More on Property Types



Institutional real estate investments in the office sector typically include multi-level or high-rise buildings. A multi-level office building is generally located in suburban areas or grouped in office parks while high-rise office buildings are usually located in urban, metropolitan areas. The building to the left is a high-rise office building located in the Midwest where PSRS/PEERS holds partial ownership interest.



Real estate investments in the retail sector include small neighborhood shopping centers, grocery-anchored centers, power centers with large anchor stores such as T.J. Maxx or Old Navy, open-air centers such as Branson Landing, and regional malls. To the left is an open-air retail center located in the West Coast where PSRS/PEERS holds partial ownership interest.



Real estate investments in the multi-family sector include apartments, single family home rentals, high-rise condos and townhomes. Multi-family is generally any type of residential property that is not owned by the tenant and the tenant is paying monthly rent to live there. The multi-family sector can include basic garden-style or mid-rise properties located in suburban areas or luxury apartments located in urban areas. To the left is a luxury apartment located in the Southeast where PSRS/PEERS holds partial ownership interest.

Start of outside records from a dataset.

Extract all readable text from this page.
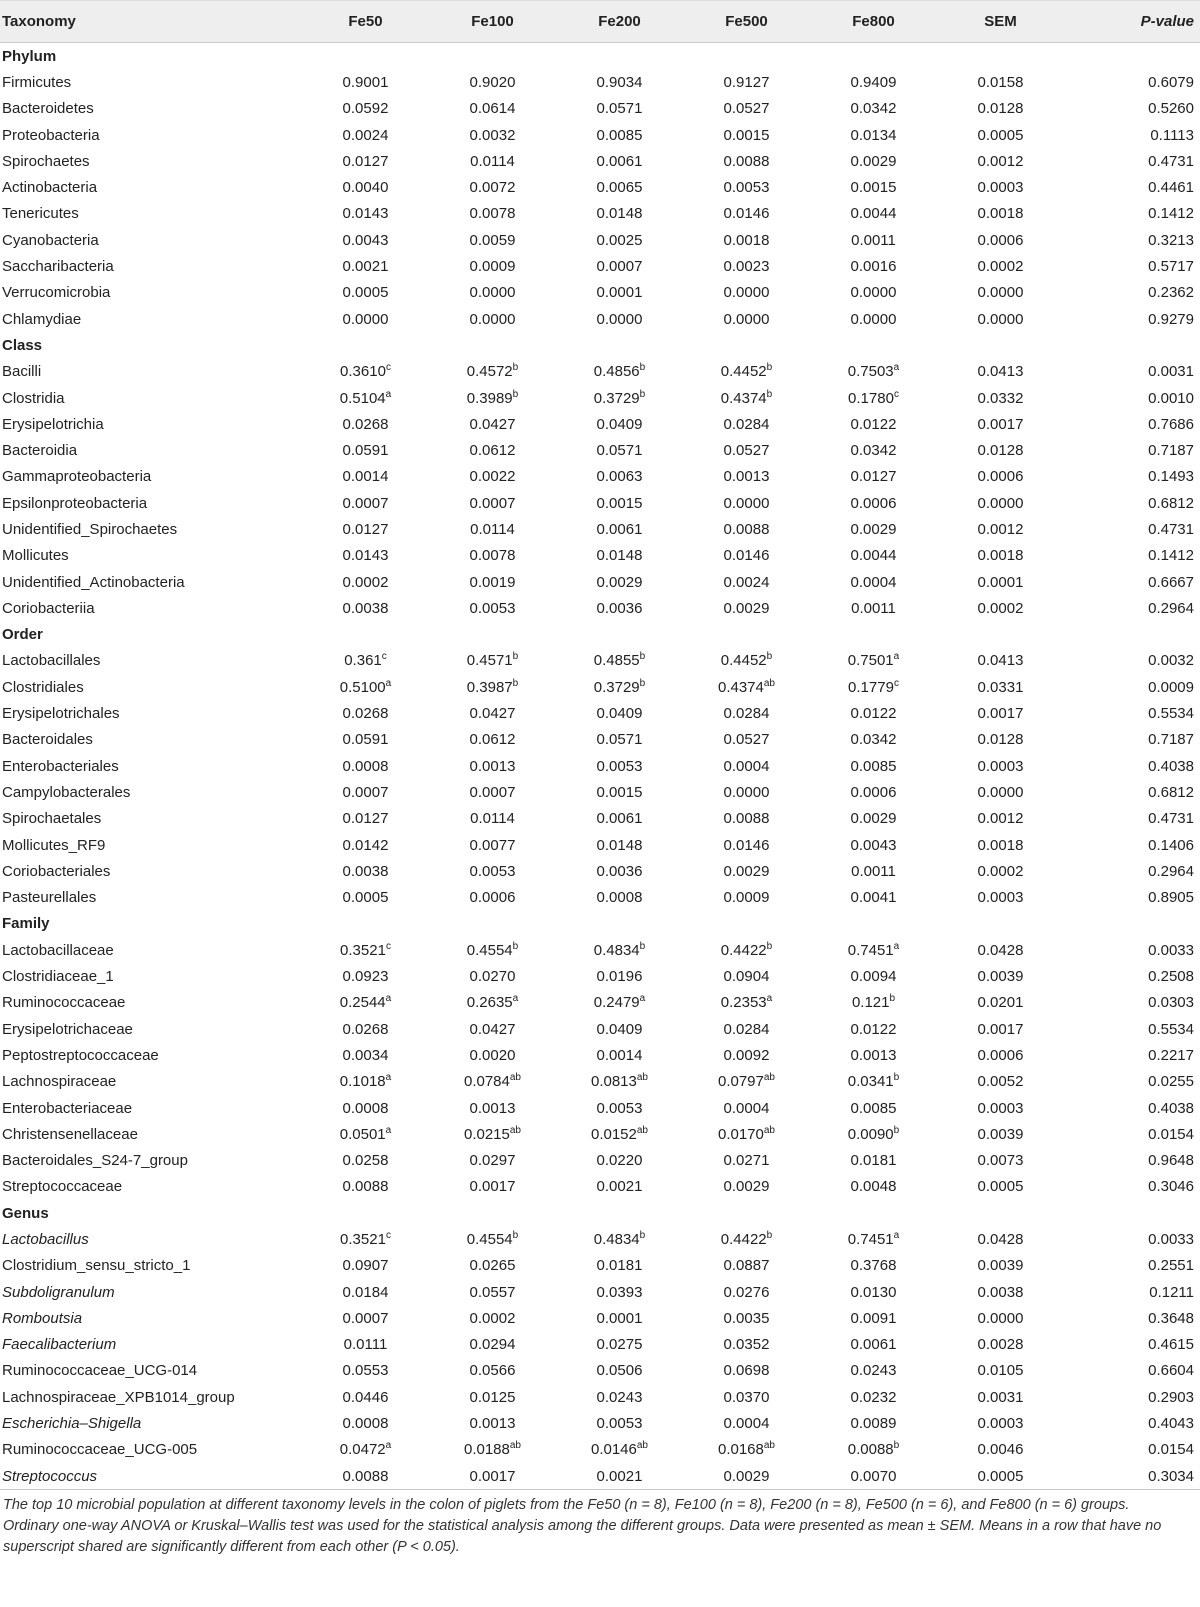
Taxonomy	Fe50	Fe100	Fe200	Fe500	Fe800	SEM	P-value
Phylum							
Firmicutes	0.9001	0.9020	0.9034	0.9127	0.9409	0.0158	0.6079
Bacteroidetes	0.0592	0.0614	0.0571	0.0527	0.0342	0.0128	0.5260
Proteobacteria	0.0024	0.0032	0.0085	0.0015	0.0134	0.0005	0.1113
Spirochaetes	0.0127	0.0114	0.0061	0.0088	0.0029	0.0012	0.4731
Actinobacteria	0.0040	0.0072	0.0065	0.0053	0.0015	0.0003	0.4461
Tenericutes	0.0143	0.0078	0.0148	0.0146	0.0044	0.0018	0.1412
Cyanobacteria	0.0043	0.0059	0.0025	0.0018	0.0011	0.0006	0.3213
Saccharibacteria	0.0021	0.0009	0.0007	0.0023	0.0016	0.0002	0.5717
Verrucomicrobia	0.0005	0.0000	0.0001	0.0000	0.0000	0.0000	0.2362
Chlamydiae	0.0000	0.0000	0.0000	0.0000	0.0000	0.0000	0.9279
Class							
Bacilli	0.3610$^c$	0.4572$^b$	0.4856$^b$	0.4452$^b$	0.7503$^a$	0.0413	0.0031
Clostridia	0.5104$^a$	0.3989$^b$	0.3729$^b$	0.4374$^b$	0.1780$^c$	0.0332	0.0010
Erysipelotrichia	0.0268	0.0427	0.0409	0.0284	0.0122	0.0017	0.7686
Bacteroidia	0.0591	0.0612	0.0571	0.0527	0.0342	0.0128	0.7187
Gammaproteobacteria	0.0014	0.0022	0.0063	0.0013	0.0127	0.0006	0.1493
Epsilonproteobacteria	0.0007	0.0007	0.0015	0.0000	0.0006	0.0000	0.6812
Unidentified_Spirochaetes	0.0127	0.0114	0.0061	0.0088	0.0029	0.0012	0.4731
Mollicutes	0.0143	0.0078	0.0148	0.0146	0.0044	0.0018	0.1412
Unidentified_Actinobacteria	0.0002	0.0019	0.0029	0.0024	0.0004	0.0001	0.6667
Coriobacteriia	0.0038	0.0053	0.0036	0.0029	0.0011	0.0002	0.2964
Order							
Lactobacillales	0.361$^c$	0.4571$^b$	0.4855$^b$	0.4452$^b$	0.7501$^a$	0.0413	0.0032
Clostridiales	0.5100$^a$	0.3987$^b$	0.3729$^b$	0.4374$^{ab}$	0.1779$^c$	0.0331	0.0009
Erysipelotrichales	0.0268	0.0427	0.0409	0.0284	0.0122	0.0017	0.5534
Bacteroidales	0.0591	0.0612	0.0571	0.0527	0.0342	0.0128	0.7187
Enterobacteriales	0.0008	0.0013	0.0053	0.0004	0.0085	0.0003	0.4038
Campylobacterales	0.0007	0.0007	0.0015	0.0000	0.0006	0.0000	0.6812
Spirochaetales	0.0127	0.0114	0.0061	0.0088	0.0029	0.0012	0.4731
Mollicutes_RF9	0.0142	0.0077	0.0148	0.0146	0.0043	0.0018	0.1406
Coriobacteriales	0.0038	0.0053	0.0036	0.0029	0.0011	0.0002	0.2964
Pasteurellales	0.0005	0.0006	0.0008	0.0009	0.0041	0.0003	0.8905
Family							
Lactobacillaceae	0.3521$^c$	0.4554$^b$	0.4834$^b$	0.4422$^b$	0.7451$^a$	0.0428	0.0033
Clostridiaceae_1	0.0923	0.0270	0.0196	0.0904	0.0094	0.0039	0.2508
Ruminococcaceae	0.2544$^a$	0.2635$^a$	0.2479$^a$	0.2353$^a$	0.121$^b$	0.0201	0.0303
Erysipelotrichaceae	0.0268	0.0427	0.0409	0.0284	0.0122	0.0017	0.5534
Peptostreptococcaceae	0.0034	0.0020	0.0014	0.0092	0.0013	0.0006	0.2217
Lachnospiraceae	0.1018$^a$	0.0784$^{ab}$	0.0813$^{ab}$	0.0797$^{ab}$	0.0341$^b$	0.0052	0.0255
Enterobacteriaceae	0.0008	0.0013	0.0053	0.0004	0.0085	0.0003	0.4038
Christensenellaceae	0.0501$^a$	0.0215$^{ab}$	0.0152$^{ab}$	0.0170$^{ab}$	0.0090$^b$	0.0039	0.0154
Bacteroidales_S24-7_group	0.0258	0.0297	0.0220	0.0271	0.0181	0.0073	0.9648
Streptococcaceae	0.0088	0.0017	0.0021	0.0029	0.0048	0.0005	0.3046
Genus							
Lactobacillus	0.3521$^c$	0.4554$^b$	0.4834$^b$	0.4422$^b$	0.7451$^a$	0.0428	0.0033
Clostridium_sensu_stricto_1	0.0907	0.0265	0.0181	0.0887	0.3768	0.0039	0.2551
Subdoligranulum	0.0184	0.0557	0.0393	0.0276	0.0130	0.0038	0.1211
Romboutsia	0.0007	0.0002	0.0001	0.0035	0.0091	0.0000	0.3648
Faecalibacterium	0.0111	0.0294	0.0275	0.0352	0.0061	0.0028	0.4615
Ruminococcaceae_UCG-014	0.0553	0.0566	0.0506	0.0698	0.0243	0.0105	0.6604
Lachnospiraceae_XPB1014_group	0.0446	0.0125	0.0243	0.0370	0.0232	0.0031	0.2903
Escherichia–Shigella	0.0008	0.0013	0.0053	0.0004	0.0089	0.0003	0.4043
Ruminococcaceae_UCG-005	0.0472$^a$	0.0188$^{ab}$	0.0146$^{ab}$	0.0168$^{ab}$	0.0088$^b$	0.0046	0.0154
Streptococcus	0.0088	0.0017	0.0021	0.0029	0.0070	0.0005	0.3034
The top 10 microbial population at different taxonomy levels in the colon of piglets from the Fe50 (n = 8), Fe100 (n = 8), Fe200 (n = 8), Fe500 (n = 6), and Fe800 (n = 6) groups. Ordinary one-way ANOVA or Kruskal–Wallis test was used for the statistical analysis among the different groups. Data were presented as mean ± SEM. Means in a row that have no superscript shared are significantly different from each other (P < 0.05).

Industrial buildings are mostly located outside of urban areas and along major transportation routes. They are mainly used for the transportation of goods from the retailer or supplier to the buyer. For example, Amazon is a large user of industrial buildings to store their inventory and package items for delivery when a customer orders an item off their website. Industrial buildings can include large, big box warehouse buildings, light industrial buildings used to assemble products, last mile delivery buildings that are used to ship directly to customers within one to two days, and flex industrial buildings that combine industrial and office space. The photo to the left is an industrial property located in the East Coast where PSRS/PEERS holds partial ownership interest.

Real Estate is a Successful Part of the Larger PSRS/PEERS Asset Allocation

The private real estate program currently has a long-term target allocation of 9.0% of the Systems’ total assets and the investment policy allows for the allocation to range from 4% to 12%. As of June 30, 2019, the program was 7.9% of the Systems’ total assets, or $3.6 billion in market value.

The portfolio was invested in 2,719 properties through 73 unique partnerships across 34 real estate investment managers. The portfolio generated a five-year return (net of fees) of 9.8% and a 10-year return (net of fees) of 10.0% through June 30, 2019.